Last edited: Jul 28, 2012
4. Jul 28, 2012

### unscientific

for a family of curves g(x,y,ck) = 0, where a particular value of ck will give you such a particular curve:

Equation
For all values of ck within range, a certain point (xk,yk) from the member family will lie both on the family curve and the envelope, and tangential to each other.

Therefore the resulting envelope curve depends on c, x and y. But since every single point on the envelope curve is due to a point on a member-family curve, the envelope must therefore satfisfy some function:

h(x,y,c) = 0 (Yes the 'k' beneath the c was intentionally left out)

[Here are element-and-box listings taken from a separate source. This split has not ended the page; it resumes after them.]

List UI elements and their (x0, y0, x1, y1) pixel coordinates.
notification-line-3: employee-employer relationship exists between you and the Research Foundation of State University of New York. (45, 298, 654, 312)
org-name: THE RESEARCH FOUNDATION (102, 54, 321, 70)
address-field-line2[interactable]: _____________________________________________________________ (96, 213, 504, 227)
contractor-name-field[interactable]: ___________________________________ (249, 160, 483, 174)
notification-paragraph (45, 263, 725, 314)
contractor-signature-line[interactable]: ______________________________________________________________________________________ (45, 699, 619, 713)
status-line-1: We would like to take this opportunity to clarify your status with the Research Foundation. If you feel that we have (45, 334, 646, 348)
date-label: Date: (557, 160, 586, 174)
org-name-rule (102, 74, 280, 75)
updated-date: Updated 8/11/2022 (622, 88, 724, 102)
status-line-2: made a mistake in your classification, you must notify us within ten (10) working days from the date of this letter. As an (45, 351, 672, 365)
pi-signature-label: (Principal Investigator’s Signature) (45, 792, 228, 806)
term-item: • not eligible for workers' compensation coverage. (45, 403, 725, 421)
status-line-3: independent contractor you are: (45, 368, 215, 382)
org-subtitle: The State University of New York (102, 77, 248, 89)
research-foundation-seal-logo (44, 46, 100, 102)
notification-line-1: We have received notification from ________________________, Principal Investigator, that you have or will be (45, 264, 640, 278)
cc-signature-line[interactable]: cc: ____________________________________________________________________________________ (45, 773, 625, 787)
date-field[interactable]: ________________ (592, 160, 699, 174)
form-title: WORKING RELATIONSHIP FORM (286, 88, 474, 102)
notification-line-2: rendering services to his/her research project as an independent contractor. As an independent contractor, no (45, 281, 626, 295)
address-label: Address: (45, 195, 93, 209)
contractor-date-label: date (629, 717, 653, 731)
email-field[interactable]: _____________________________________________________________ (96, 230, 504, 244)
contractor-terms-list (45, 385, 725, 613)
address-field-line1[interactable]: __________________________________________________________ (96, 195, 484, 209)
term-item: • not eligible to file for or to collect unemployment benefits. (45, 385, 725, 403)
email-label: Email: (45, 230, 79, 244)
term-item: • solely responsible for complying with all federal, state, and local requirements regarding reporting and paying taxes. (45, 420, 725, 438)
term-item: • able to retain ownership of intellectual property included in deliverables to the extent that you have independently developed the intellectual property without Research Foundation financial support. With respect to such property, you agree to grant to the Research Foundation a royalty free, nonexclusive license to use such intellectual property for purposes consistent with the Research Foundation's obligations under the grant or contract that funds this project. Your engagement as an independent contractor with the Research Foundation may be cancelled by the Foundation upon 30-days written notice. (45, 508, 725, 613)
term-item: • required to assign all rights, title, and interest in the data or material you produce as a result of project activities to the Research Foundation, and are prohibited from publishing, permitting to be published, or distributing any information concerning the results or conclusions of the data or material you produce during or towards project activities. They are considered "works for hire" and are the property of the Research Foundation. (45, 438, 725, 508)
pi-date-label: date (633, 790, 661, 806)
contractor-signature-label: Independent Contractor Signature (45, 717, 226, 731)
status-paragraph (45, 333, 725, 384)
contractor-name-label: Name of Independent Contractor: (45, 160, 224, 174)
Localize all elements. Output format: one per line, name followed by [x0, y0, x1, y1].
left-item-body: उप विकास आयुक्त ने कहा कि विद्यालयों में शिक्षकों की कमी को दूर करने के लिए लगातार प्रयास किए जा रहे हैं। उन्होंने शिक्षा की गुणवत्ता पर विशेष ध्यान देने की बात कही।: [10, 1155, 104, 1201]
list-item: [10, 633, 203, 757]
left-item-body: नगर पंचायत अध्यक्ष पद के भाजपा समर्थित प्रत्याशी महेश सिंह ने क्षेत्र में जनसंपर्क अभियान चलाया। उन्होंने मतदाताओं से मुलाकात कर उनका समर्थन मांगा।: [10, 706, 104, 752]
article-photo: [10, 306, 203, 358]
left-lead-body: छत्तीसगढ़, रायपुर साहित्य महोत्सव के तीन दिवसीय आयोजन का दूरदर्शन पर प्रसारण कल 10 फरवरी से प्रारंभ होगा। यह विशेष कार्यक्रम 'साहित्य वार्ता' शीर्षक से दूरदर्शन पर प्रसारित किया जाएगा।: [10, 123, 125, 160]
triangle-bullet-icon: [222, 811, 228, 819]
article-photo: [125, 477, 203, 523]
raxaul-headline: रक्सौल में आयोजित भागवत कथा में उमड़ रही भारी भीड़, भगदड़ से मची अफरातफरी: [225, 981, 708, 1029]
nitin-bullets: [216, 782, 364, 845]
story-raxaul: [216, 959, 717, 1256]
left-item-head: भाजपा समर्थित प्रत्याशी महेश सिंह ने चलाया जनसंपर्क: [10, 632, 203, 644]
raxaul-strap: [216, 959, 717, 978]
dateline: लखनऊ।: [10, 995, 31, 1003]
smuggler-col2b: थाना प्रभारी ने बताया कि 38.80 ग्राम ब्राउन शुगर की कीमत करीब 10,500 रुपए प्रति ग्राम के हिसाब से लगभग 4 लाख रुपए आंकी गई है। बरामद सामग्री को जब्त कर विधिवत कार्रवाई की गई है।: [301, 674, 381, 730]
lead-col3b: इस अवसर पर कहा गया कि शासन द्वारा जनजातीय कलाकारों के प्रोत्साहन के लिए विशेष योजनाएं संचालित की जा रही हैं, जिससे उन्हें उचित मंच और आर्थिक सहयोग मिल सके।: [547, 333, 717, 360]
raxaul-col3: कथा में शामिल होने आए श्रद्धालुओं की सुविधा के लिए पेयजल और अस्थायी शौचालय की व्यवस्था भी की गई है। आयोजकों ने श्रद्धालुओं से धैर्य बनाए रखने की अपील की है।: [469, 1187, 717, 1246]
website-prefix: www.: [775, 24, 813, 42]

albeit definitely a different form from g(x,y,ck).

Derivative
Every point (x,y) is determined for a particular value of c; in a way x(c), y(c). So for

∂h/∂c = [ h(x,y,c+Δc) - h(x,y,c) ]/Δc.

But if you keep (x,y) fixed, the numerator = 0 as it doesn't matter what value of c is given.

Hence, (∂h/∂c) = 0

Would appreciate any inputs!

Last edited: Jul 28, 2012
5. Jul 28, 2012

### who_

That pretty much sums it up. But be careful: its not the case that for every c_k there is some (x_k,y_k), but that for every (x,y) on the envelope curve there exists a value x such that the envelope curve is tangent to g at (x,y,c).

6. Jul 28, 2012

### unscientific

Update:

I thought some more about it, and came up with new conclusions:

g(x,y,c) = 0 and (∂g/∂c) = 0

should be the solutions, instead of h because it is very difficult to find h(x,y,c).

g(x,y,c) = 0 alone is meaningless, as it simply shows the family of curves. Now, when you combine this result with the constraint (∂g/∂c) = 0 voila' it gives you the envelope equation!

Each expression on its own is meaningless, only when you combine it do you get the envelope equations.